Soziale Wunder

Neulich abends nach dem Tanzen saßen wir in einem Straßencafe. Ein älterer Mann mit einem einzelnen schmutzigen Wollhandschuh sprach die Kellnerin, die unsere Bestellung aufnehmen wollte, in gebrochenem Deutsch an. Es stellte sich heraus, dass er auf einem Mülleimer gegenüber ein paar belegte Brote gefunden hatte und sie gerne mitnehmen wollte, was er dann auch tat.

Wir gerieten darüber in ein Gespräch über unseren Umgang mit Bettlern in der Stadt. Die einen geben manchmal Geld, andere nie und eine Person in der Gruppe meistens. Wir alle waren am Zweifeln, wie arm manche dieser Leute tatsächlich sind, die da mit Leidensmiene knien und ihren Pappbecher in die Luft halten oder mit gesenktem Haupt auf einer schmutzigen Decke sitzen. Jeder schien mit dem Verdacht zu ringen, das könnte nur Theater sein. Einige kannten auch Beispiele dafür.

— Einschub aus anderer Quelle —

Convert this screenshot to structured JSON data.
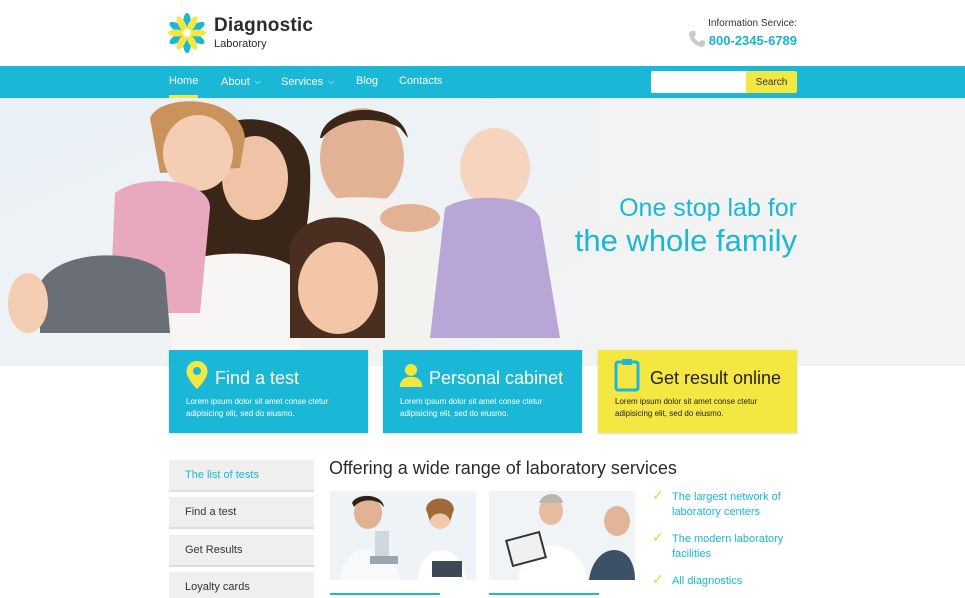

Schließlich meinte jemand, das seien doch die Leute, zu denen Jesus gehen würde.

Technorati Tags: , ,



Und es stimmt natürlich: Jesus ist an Bettlern nicht achtlos vorbei gegangen. Nur gab er ihnen offenbar Geld, sondern er heilte sie – genauso machten es die Apostel. Das lag schlicht daran, dass praktisch nur der betteln musste, der durch Krankheit oder Behinderung seinen Lebensunterhalt nicht selbst verdienen konnte. Diese Leute hat Jesus wieder auf eigene Füße gestellt – buchstäblich wie im übertragenen Sinn. Sie waren also “weg von der Straße”, als Jesus ging.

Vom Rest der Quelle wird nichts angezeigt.